Дело в том, что мама живет в постоянном страхе: ей кажется, будто в один прекрасный день какой-нибудь из спроектированных папой домов рухнет. Собственно говоря, маму можно понять. Она раз и навсегда потеряла веру в папины математические способности однажды воскресным утром, когда папа, расплачиваясь с молочницей за творог и яйца, умножил шестнадцать на семь таким способом, что у него получилось сто семьдесят девять.

— Я же спал, — объяснял он потом расстроенной маме. — А она позвонила, подняла меня с постели и потребовала, чтобы я сложил яйца с творогом. Когда для меня яйца плюс творог в воскресенье утром означают ленивые вареники, и больше ничего!

Но это не успокоило маму. Я знаю, что, проходя мимо папиных домов, она всякий раз с опаской на них поглядывает.
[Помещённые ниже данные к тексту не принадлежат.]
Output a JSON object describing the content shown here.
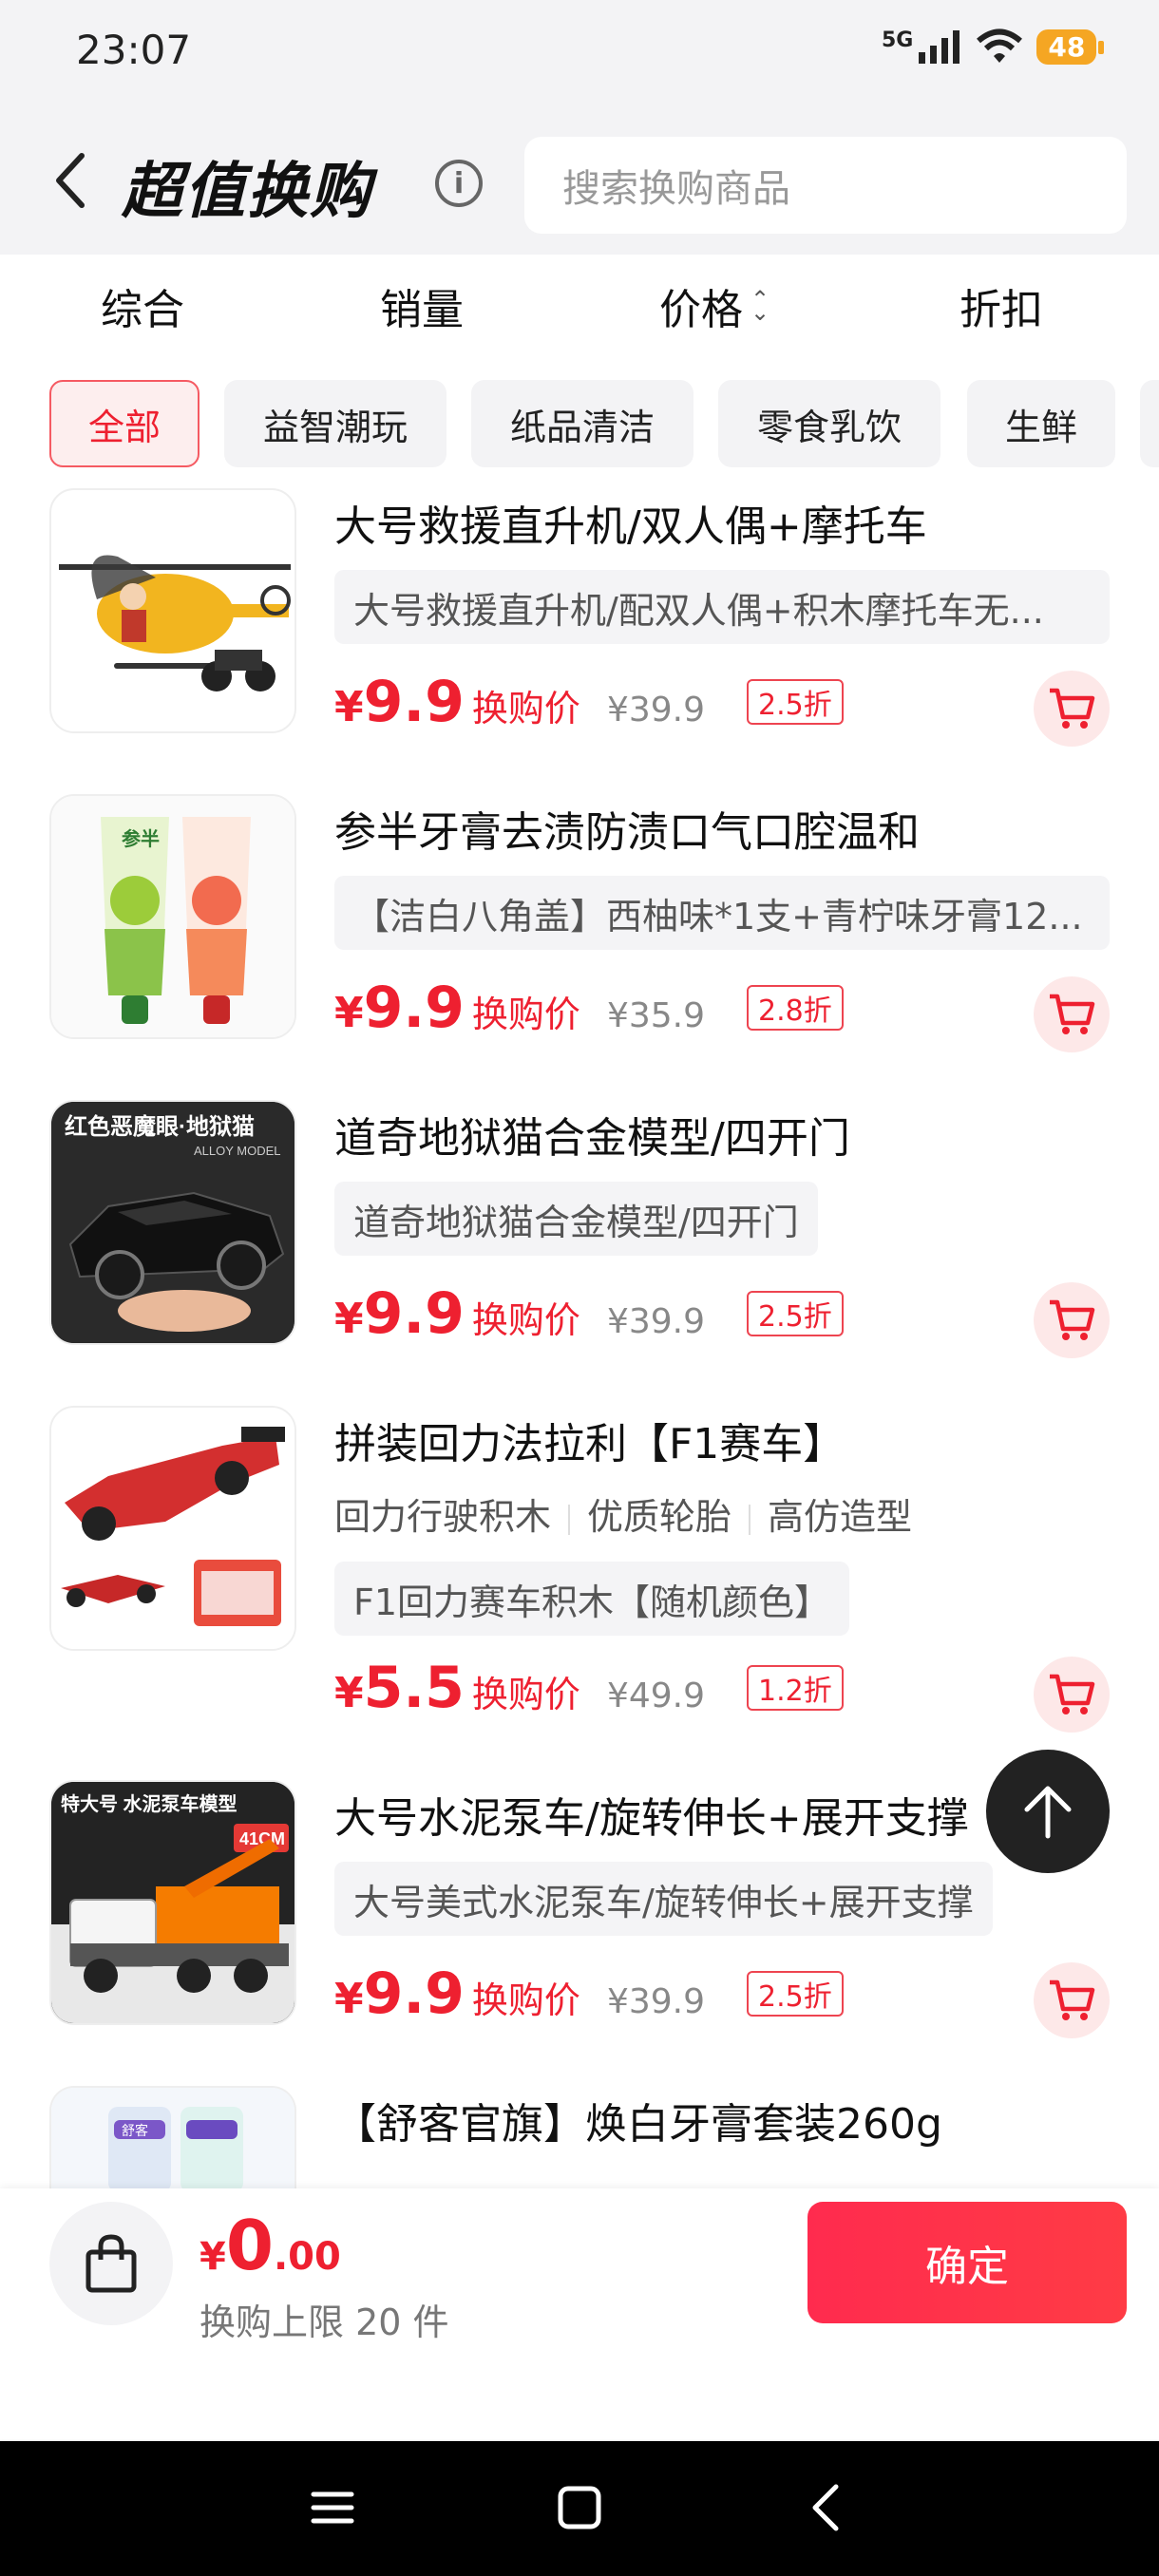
{
  "status": {
    "time": "23:07",
    "network": "5G",
    "battery": "48"
  },
  "header": {
    "title": "超值换购",
    "info_glyph": "i",
    "search_placeholder": "搜索换购商品"
  },
  "sort_tabs": {
    "comprehensive": "综合",
    "sales": "销量",
    "price": "价格",
    "discount": "折扣"
  },
  "categories": [
    "全部",
    "益智潮玩",
    "纸品清洁",
    "零食乳饮",
    "生鲜"
  ],
  "active_category": "全部",
  "products": [
    {
      "title": "大号救援直升机/双人偶+摩托车",
      "spec": "大号救援直升机/配双人偶+积木摩托车无...",
      "currency": "¥",
      "price": "9.9",
      "price_label": "换购价",
      "original": "¥39.9",
      "discount": "2.5折"
    },
    {
      "title": "参半牙膏去渍防渍口气口腔温和",
      "spec": "【洁白八角盖】西柚味*1支+青柠味牙膏12...",
      "currency": "¥",
      "price": "9.9",
      "price_label": "换购价",
      "original": "¥35.9",
      "discount": "2.8折"
    },
    {
      "title": "道奇地狱猫合金模型/四开门",
      "spec": "道奇地狱猫合金模型/四开门",
      "currency": "¥",
      "price": "9.9",
      "price_label": "换购价",
      "original": "¥39.9",
      "discount": "2.5折"
    },
    {
      "title": "拼装回力法拉利【F1赛车】",
      "tags": [
        "回力行驶积木",
        "优质轮胎",
        "高仿造型"
      ],
      "spec": "F1回力赛车积木【随机颜色】",
      "currency": "¥",
      "price": "5.5",
      "price_label": "换购价",
      "original": "¥49.9",
      "discount": "1.2折"
    },
    {
      "title": "大号水泥泵车/旋转伸长+展开支撑",
      "spec": "大号美式水泥泵车/旋转伸长+展开支撑",
      "currency": "¥",
      "price": "9.9",
      "price_label": "换购价",
      "original": "¥39.9",
      "discount": "2.5折"
    },
    {
      "title": "【舒客官旗】焕白牙膏套装260g"
    }
  ],
  "image_text": {
    "car_banner": "红色恶魔眼·地狱猫",
    "car_sub": "ALLOY MODEL",
    "truck_banner": "特大号 水泥泵车模型",
    "truck_size": "41CM",
    "toothpaste_brand": "参半",
    "shuke_brand": "舒客"
  },
  "bottom": {
    "currency": "¥",
    "total_int": "0",
    "total_dec": ".00",
    "limit": "换购上限 20 件",
    "confirm": "确定"
  },
  "colors": {
    "accent": "#ee2030",
    "confirm_bg": "#ff2b4e",
    "active_cat_bg": "#fdeeee"
  }
}
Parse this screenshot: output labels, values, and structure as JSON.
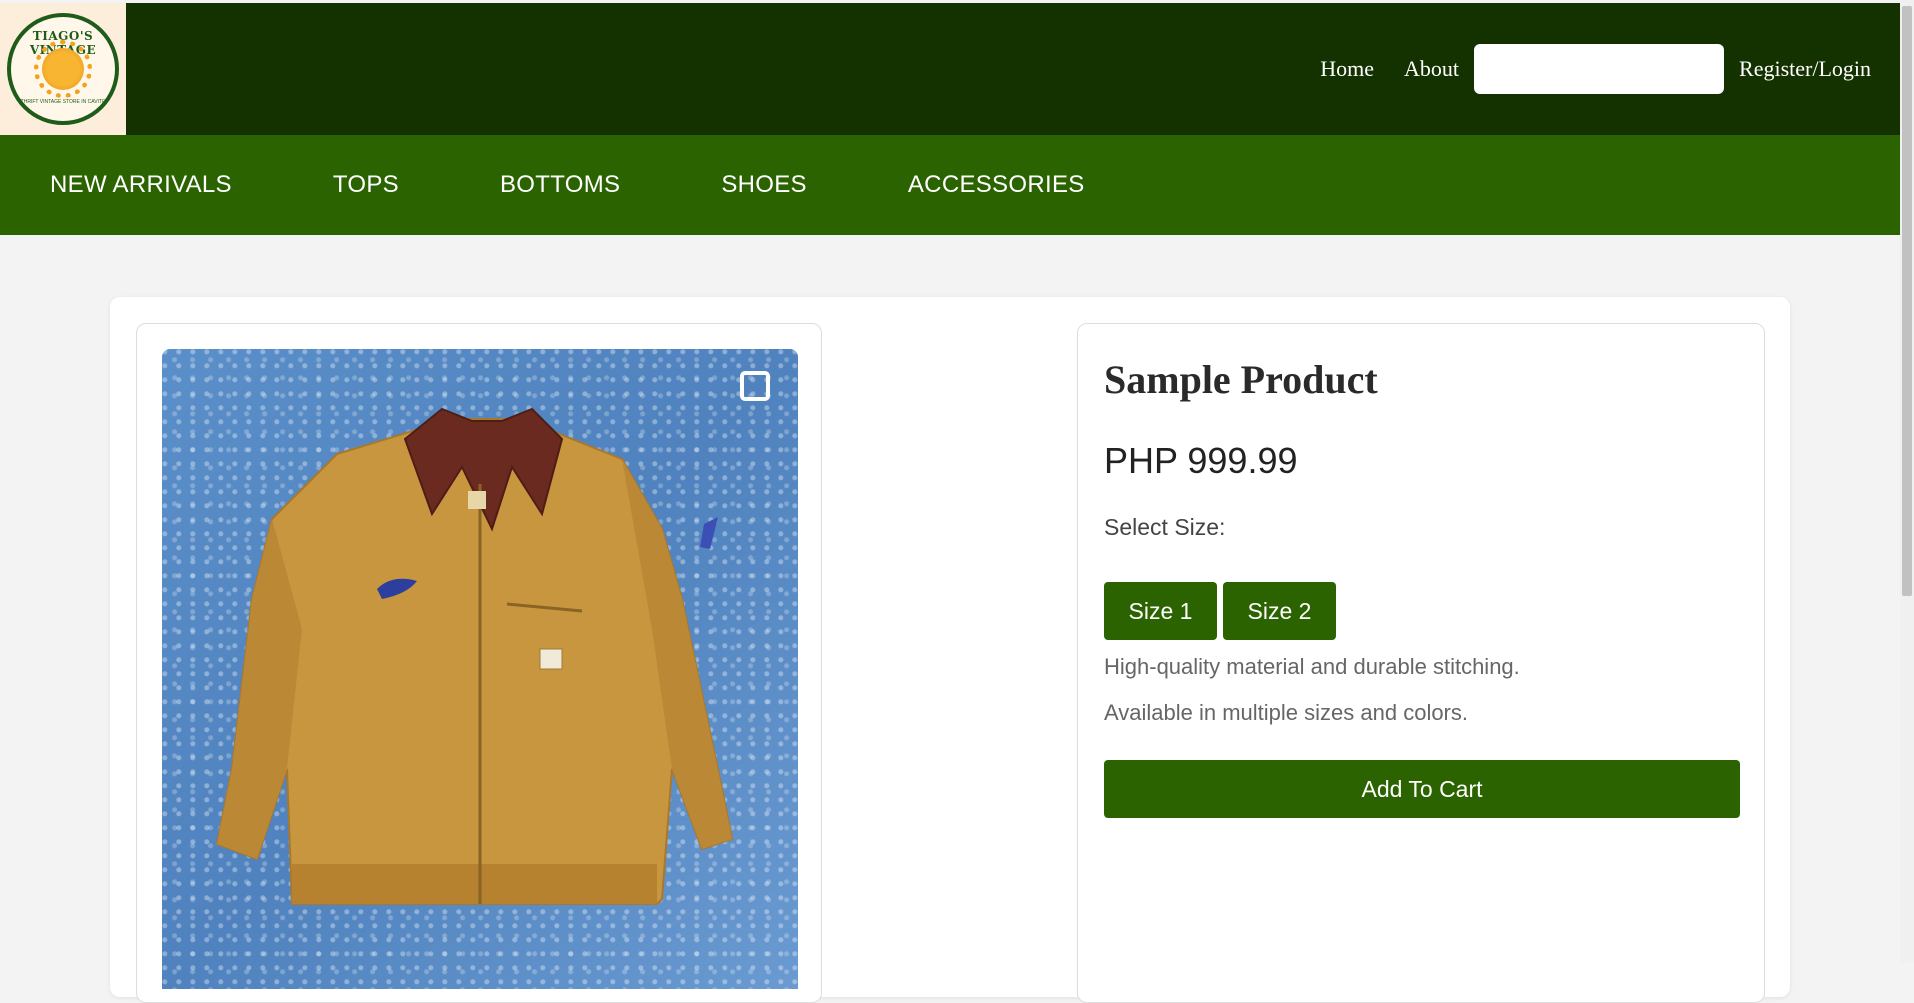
{
  "header": {
    "logo_text": "TIAGO'S VINTAGE",
    "logo_subtext": "THRIFT VINTAGE STORE IN CAVITE",
    "nav": {
      "home": "Home",
      "about": "About",
      "register_login": "Register/Login"
    },
    "search": {
      "value": "",
      "placeholder": ""
    }
  },
  "categories": [
    "NEW ARRIVALS",
    "TOPS",
    "BOTTOMS",
    "SHOES",
    "ACCESSORIES"
  ],
  "product": {
    "title": "Sample Product",
    "price": "PHP 999.99",
    "select_size_label": "Select Size:",
    "sizes": [
      "Size 1",
      "Size 2"
    ],
    "description": [
      "High-quality material and durable stitching.",
      "Available in multiple sizes and colors."
    ],
    "add_to_cart_label": "Add To Cart"
  },
  "colors": {
    "header_bg": "#133200",
    "category_bg": "#2a6300",
    "button_bg": "#2a6300",
    "page_bg": "#f3f3f3"
  }
}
— Мне все кажется, — призналась она как-то, — что папины дома раскачиваются. Ничего не могу с собой поделать — я отчетливо вижу, как стены вздрагивают и шевелятся.

Но пока, вопреки маминым опасениям, дома стоят.

Сегодня мама притащила полную сумку продуктов и по дороге на кухню заглянула ко мне.

— Что слышно? — спросила она с порога.

— Да ничего. Все в порядке. Агата получила пятерку по физике. Ясек ходил в кино, но уже вернулся.

— А кто у них сейчас?

— Никого у нас нет! — воскликнула Агата, врываясь ко мне в комнату. — Мы с Ясеком делаем уроки.

— Делаете уроки? Под такой рев?

— Какой же это рев? Это лучший английский джаз, — оскорбилась Агата.

— Английский или не английский, это не имеет ровно никакого значения. Готовить уроки в таких условиях — бессмысленная трата времени!

— Представь себе, мама, с некоторых пор даже в коровниках стали устанавливать громкоговорители. Коровы под музыку дают значительно больше молока!

— Но от вас-то молока никто не требует! — вспылила мама. — Немедленно выключи радио!

— Хорошо, но наша производительность резко уменьшится, — мрачно пообещала Агата и с обиженным видом вышла из комнаты.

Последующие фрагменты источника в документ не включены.